Yağmur yağarken Güneş’i özlerdim.
Kar varken açan çiçekleri.
Kulağım hiç söylenemeyen türküdeydi benim hep.
Şiirlerimi bile insanların istediği gibi yazdım hep.
Ey gökyüzü!
Sen söyle şimdi nerede bu insanlığın yüzü?
Musikisini dillendiremediğim Itri’de mi?
Piyanoyla sokaklarda çalamadığım Gülnihal’de mi?
Bir türlü kaçıp gidemediğim şehirlerde mi?

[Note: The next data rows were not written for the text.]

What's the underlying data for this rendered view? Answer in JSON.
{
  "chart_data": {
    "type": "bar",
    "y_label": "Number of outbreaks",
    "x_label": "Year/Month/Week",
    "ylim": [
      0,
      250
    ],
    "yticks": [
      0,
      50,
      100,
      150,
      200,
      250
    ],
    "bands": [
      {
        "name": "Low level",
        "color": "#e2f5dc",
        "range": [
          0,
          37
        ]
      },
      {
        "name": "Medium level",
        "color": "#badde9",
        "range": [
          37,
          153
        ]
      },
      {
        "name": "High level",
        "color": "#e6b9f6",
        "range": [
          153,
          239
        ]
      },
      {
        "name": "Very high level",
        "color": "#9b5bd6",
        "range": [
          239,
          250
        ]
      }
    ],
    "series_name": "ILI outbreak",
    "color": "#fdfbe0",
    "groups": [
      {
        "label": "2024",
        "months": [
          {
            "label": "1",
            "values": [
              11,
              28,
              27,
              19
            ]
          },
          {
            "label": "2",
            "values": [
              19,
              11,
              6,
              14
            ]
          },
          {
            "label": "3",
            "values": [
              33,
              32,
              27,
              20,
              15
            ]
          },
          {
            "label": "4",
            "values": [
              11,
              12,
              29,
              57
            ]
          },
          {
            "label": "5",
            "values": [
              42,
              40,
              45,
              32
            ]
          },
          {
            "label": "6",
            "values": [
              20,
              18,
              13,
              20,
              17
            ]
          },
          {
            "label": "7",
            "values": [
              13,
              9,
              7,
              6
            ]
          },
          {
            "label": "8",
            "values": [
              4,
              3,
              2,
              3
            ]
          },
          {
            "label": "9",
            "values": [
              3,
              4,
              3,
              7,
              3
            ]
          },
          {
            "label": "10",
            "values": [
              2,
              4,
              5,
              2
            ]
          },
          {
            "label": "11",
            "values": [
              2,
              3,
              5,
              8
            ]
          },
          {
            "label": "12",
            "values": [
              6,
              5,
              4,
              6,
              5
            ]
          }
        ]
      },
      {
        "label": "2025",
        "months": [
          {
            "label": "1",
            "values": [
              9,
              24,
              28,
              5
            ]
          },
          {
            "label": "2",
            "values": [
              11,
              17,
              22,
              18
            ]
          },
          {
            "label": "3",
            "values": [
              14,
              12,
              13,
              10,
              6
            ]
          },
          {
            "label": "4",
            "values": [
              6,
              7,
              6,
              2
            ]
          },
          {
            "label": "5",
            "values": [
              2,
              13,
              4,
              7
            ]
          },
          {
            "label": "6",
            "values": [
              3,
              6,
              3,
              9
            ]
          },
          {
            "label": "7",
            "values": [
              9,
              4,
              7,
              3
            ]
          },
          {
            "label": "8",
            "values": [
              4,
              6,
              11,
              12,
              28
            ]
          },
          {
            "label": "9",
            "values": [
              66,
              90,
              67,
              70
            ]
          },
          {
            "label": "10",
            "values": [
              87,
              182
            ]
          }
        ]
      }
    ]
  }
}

Korkup yaşayamadığım gizli aşklarda mı?
Yoksa rayihasını doyasıya içine çekemediğim
Yağmurlu bir İstanbul akşamında mı?
Ey gökyüzü!
Sen düşünür müsün hiç
Yağmur yağdırırken insanlar ıslanır mı diye?
Buzul çağın virüsü bu!
Kokuşmuş, çürümüş bir şehir…
Bir türlü dönemeyen plaklar,
Kavuşamayan kumrular,
Bir kayada ötemeyen iki keklik!
Ve ıslak toprak kokusuna derinsiz,
Asfaltta kalan salyangoza kör beşerler!
Ey yağmurlu İstanbul akşamı!
Kahve ve hanımeli rayihalarıyla dolu bahçelerden
Mazot kokulu caddelerine geldim!
Sana geldim…
Sana gelirken pek çok yoldan geçtim.
Ağaçlar, ormanlar, gri soğuk bir hava
Issızlığını benim eski günlerimden almış gibi.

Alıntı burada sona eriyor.